Echanges avec des diplomates étrangers
Le début de l’affaire dite du « complot contre la sûreté de l’Etat » remonte au 11 février 2023, lorsque les autorités tunisiennes ont lancé une vague d’arrestations visant des dizaines de voix en désaccord avec le régime de Kaïs Saïed. L’affaire est devenue emblématique du tournant autoritaire opéré par le président depuis la suspension du Parlement, en juillet 2021. Kaïs Saïed concentre depuis l’essentiel des pouvoirs exécutif, législatif et judiciaire. Une centralisation qui fragilise les contre-pouvoirs et renforce la pression sur la justice, l’opposition, les médias, les syndicats et les organisations indépendantes.
Le dossier d’instruction, auquel « Le Monde Afrique » a eu accès, met en avant des échanges jugés suspects entre les accusés et des représentants officiels de pays étrangers comme la France, les Etats-Unis, l’Italie ou encore l’Union européenne. Une dizaine de diplomates européens et américains, dont André Parant, ancien ambassadeur de France en Tunisie, sont cités dans le dossier. Aucun n’a toutefois été auditionné par la justice, malgré les demandes répétées de la défense. L’instruction repose essentiellement sur les dépositions de deux témoins anonymes, sur des extraits de conversations privées tirées d’applications de messagerie instantanée, ainsi que sur des rencontres – avérées ou supposées – entre des figures de l’opposition et des diplomates étrangers.
« Un jour, nous vous demanderons des comptes, c’est certain, l’histoire en est témoin », a écrit Dalila Ben Mbarek Msaddek, avocate et sœur du condamné Jaouhar Ben Mbarek, vendredi soir, peu après la décision du juge de suspendre brusquement l’audience pour délibérer, dans un climat de tension extrême. Les avocats de la défense ont décrit une forte présence policière, inhabituelle, à l’intérieur de la salle d’audience, où aucun observateur extérieur n’a eu le droit d’entrer. Le juge a suspendu définitivement la séance pour délibérer, sans que les accusés présents aient été entendus ni que les avocats aient pu plaider sur le fond de l’affaire.

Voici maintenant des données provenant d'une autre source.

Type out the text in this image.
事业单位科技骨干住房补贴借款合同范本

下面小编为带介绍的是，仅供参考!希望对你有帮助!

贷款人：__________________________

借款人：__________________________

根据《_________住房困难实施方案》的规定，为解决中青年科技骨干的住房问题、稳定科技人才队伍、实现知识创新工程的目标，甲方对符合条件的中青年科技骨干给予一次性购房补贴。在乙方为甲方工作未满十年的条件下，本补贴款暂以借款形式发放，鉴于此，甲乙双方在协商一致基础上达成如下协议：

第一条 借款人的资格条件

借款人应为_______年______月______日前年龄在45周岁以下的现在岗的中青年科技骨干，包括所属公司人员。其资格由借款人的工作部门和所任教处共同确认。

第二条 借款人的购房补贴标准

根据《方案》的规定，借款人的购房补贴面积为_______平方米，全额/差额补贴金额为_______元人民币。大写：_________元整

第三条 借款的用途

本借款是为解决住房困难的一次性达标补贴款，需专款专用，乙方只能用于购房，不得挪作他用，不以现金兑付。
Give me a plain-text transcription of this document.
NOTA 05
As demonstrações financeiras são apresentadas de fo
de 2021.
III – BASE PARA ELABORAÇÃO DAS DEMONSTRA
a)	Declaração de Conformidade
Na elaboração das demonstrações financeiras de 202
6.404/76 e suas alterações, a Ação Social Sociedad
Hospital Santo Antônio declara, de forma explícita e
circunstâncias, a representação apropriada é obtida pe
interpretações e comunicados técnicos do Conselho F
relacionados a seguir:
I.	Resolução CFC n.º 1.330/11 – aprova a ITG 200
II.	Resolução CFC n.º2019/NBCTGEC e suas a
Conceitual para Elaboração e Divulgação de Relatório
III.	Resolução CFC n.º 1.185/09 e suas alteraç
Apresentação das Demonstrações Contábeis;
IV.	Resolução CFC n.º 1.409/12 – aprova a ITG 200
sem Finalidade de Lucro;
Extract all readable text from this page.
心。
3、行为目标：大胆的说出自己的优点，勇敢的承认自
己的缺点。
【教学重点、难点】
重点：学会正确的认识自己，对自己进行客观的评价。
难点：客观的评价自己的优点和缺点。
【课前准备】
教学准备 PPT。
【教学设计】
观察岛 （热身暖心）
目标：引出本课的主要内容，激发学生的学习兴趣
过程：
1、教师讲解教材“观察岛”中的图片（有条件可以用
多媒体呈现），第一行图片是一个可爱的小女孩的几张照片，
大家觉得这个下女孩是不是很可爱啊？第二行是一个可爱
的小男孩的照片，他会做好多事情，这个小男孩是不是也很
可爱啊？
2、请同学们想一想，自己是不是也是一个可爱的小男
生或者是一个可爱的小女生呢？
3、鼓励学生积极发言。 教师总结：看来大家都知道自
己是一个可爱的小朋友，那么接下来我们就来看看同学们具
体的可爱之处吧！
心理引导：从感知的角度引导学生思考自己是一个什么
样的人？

« Ce qui s’est passé est sans précédent. C’est une folie judiciaire. Certains des prévenus n’ont vu le juge que quelques minutes, il y a plus de deux ans. Le procès sur le fond a duré en tout trente secondes », a déclaré Samir Dilou, avocat de la défense. Six accusés avaient par ailleurs fait une grève de la faim durant quelques jours.Lire aussi | Article réservé à nos abonnés « En Tunisie, on est face à un appareil judiciaire qui cherche à bannir toute forme de liberté d’expression »
Pour Riadh Jrad, chroniqueur de télévision, fervent soutien du président Saïed et figure médiatique proche des cercles du pouvoir, la décision du juge était au contraire justifiée par le comportement de la défense. Selon lui, les avocats ont « franchi toutes les lignes rouges en remettant en question et en discréditant la cour ». « L’heure de vérité a sonné. Et quiconque, à l’avenir, oserait ne serait-ce que penser à comploter, à s’en prendre à la sécurité et à la stabilité du peuple tunisien ou à tester la solidité de l’Etat… qu’il y pense à deux fois », a-t-il prévenu, quelques heures avant l’annonce du verdict.